The light engine, as Lamina calls its disk-shaped product, is based around a new generation of high-powered light-emitting diodes developed by other companies.

Lumina’s array lacks the efficiency of the best traditional light sources and, with a price tag in the thousands of dollars, is also vastly more expensive. But the company says the technology is an important step in taking light-emitting diodes from keychain flashlights to the largest of lighting jobs.

“The problem people were having in taking advantage of these new bright L.E.D.’s was the packaging,” said Taylor Adair, the president and chief executive of Lamina, which is based in Westampton, N.J., and is a spinoff of the Sarnoff Corporation. “Now we have a solid-state lamp that produces enough lumens to be able to open up new lighting opportunities.”

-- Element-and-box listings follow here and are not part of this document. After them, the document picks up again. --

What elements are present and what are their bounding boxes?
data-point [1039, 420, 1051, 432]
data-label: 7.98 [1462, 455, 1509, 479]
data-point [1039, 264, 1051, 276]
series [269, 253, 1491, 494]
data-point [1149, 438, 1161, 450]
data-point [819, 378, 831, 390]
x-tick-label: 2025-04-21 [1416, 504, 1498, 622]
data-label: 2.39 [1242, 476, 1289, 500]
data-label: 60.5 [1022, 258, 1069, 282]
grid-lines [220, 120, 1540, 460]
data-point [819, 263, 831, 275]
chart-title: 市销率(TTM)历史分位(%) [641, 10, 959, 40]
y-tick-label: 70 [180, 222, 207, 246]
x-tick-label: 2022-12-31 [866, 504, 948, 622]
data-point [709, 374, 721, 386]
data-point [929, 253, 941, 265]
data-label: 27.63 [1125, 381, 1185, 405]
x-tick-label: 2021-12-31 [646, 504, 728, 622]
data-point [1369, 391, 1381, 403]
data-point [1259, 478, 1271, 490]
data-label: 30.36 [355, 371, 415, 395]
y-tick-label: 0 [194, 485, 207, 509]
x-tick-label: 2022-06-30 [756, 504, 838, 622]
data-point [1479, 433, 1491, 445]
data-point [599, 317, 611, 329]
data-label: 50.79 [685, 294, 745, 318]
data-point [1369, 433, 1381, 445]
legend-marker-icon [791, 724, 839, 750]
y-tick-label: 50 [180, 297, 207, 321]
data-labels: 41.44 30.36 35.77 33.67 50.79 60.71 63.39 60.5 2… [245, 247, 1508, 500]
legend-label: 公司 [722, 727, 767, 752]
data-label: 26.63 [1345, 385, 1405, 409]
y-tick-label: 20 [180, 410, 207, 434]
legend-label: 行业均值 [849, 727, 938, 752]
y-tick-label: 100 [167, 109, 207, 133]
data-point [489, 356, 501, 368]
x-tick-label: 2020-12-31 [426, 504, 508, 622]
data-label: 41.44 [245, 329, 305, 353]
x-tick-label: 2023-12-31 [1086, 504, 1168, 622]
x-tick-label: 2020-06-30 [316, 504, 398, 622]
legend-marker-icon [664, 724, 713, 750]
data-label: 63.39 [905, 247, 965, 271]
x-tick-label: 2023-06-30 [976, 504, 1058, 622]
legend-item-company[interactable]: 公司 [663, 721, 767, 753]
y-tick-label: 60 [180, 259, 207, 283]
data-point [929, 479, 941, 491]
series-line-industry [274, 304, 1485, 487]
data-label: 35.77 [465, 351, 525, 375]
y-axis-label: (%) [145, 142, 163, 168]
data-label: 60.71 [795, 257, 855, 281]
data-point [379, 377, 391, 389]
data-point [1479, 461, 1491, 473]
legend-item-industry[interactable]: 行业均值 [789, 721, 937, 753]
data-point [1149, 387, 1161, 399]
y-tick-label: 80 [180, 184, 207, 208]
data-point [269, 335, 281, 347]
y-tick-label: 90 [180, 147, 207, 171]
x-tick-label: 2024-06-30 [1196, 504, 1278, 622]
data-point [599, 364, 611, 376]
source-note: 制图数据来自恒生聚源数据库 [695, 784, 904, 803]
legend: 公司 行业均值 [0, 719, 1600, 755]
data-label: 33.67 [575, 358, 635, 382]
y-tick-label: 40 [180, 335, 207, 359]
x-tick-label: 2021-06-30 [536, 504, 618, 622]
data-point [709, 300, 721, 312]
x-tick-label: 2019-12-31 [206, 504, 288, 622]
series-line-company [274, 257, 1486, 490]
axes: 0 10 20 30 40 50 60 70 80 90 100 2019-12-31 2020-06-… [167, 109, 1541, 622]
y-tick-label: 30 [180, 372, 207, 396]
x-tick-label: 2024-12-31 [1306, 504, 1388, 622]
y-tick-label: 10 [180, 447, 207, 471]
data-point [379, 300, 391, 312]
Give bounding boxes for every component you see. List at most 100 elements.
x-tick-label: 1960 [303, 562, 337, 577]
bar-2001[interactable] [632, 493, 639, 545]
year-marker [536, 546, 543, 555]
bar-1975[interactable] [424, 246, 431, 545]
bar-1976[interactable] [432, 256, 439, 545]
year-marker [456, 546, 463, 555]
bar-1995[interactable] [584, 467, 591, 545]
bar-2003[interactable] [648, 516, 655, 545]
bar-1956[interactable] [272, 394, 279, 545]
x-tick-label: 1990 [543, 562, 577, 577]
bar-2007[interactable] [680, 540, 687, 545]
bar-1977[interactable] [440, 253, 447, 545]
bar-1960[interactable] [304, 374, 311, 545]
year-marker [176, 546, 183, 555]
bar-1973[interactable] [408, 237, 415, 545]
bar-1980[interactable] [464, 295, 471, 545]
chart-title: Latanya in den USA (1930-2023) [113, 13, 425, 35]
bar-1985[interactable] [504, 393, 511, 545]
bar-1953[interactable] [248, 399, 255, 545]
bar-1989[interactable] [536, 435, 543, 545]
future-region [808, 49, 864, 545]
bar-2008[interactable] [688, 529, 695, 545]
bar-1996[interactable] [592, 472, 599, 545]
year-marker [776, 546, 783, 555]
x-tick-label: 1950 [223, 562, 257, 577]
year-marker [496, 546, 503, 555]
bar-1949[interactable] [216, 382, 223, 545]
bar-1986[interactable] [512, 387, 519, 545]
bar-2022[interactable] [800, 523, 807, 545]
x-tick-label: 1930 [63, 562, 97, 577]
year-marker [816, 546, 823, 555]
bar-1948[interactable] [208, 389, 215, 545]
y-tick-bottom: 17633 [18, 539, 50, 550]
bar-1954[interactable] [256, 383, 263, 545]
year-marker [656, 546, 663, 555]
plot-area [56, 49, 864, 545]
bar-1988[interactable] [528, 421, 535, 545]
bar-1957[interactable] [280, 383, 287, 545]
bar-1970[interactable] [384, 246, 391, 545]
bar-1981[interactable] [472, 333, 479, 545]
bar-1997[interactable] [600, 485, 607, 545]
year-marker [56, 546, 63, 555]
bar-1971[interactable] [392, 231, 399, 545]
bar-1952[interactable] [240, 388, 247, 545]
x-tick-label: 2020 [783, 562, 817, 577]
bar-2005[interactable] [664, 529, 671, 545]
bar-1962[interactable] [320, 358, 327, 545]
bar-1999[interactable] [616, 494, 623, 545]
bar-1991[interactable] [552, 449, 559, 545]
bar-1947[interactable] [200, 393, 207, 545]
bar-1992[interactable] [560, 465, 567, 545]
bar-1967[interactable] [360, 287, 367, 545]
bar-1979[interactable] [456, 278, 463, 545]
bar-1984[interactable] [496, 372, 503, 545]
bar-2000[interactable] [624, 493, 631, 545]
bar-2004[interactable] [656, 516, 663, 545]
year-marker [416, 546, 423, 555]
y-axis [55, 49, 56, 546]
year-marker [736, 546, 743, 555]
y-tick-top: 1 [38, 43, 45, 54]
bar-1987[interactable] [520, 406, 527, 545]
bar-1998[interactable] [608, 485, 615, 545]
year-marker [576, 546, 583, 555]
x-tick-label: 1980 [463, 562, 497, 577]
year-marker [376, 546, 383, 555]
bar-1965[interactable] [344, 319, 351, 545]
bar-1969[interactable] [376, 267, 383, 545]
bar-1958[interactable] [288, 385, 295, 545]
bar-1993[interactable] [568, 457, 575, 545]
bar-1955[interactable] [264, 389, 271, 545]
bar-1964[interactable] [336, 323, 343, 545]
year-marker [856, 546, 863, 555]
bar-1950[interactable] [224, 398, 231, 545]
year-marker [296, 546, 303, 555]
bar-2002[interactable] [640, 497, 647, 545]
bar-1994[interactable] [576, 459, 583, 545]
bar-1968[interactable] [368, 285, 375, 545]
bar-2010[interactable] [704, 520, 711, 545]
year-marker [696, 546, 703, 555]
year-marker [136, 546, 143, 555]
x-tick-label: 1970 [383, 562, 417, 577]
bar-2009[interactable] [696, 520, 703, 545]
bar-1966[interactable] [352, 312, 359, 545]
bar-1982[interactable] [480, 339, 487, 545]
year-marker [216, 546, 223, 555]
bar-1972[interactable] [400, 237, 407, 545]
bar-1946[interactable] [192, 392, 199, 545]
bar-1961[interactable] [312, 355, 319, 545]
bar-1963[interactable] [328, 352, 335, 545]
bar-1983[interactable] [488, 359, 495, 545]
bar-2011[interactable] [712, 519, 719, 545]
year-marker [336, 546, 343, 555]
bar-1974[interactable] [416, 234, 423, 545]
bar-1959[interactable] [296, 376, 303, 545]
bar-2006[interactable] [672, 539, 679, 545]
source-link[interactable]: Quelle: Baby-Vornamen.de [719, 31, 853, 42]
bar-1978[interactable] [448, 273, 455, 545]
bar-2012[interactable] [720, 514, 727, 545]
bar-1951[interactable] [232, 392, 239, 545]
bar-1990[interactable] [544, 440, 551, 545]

By Lamina’s measurements, the disk, which is about five inches in diameter and uses hundreds of L.E.D.’s, produces 13,300 lumens of light. The company says this is about 10 times the brightness of any solid-state light previously demonstrated. The large metal-halide fixtures commonly used to light grocery stores, by comparison, generally emit 10,000 to 20,000 lumens.

Contrary to common wisdom, all light-emitting diodes produce heat. Until recently, however, L.E.D.’s, from the smallest ones on power switches to those on signs in Times Square, were designed to be viewed directly, reducing their energy requirements and heat output. The new high-output L.E.D.’s, however, are much brighter, allowing them to provide general illumination by being aimed at objects rather than viewers’ eyes.

“You can’t look at these ones,” said Nadarajah Narendran, the director for research for the Lighting Research Center at Rensselaer Polytechnic Institute in Troy, N.Y. “You’d go blind.”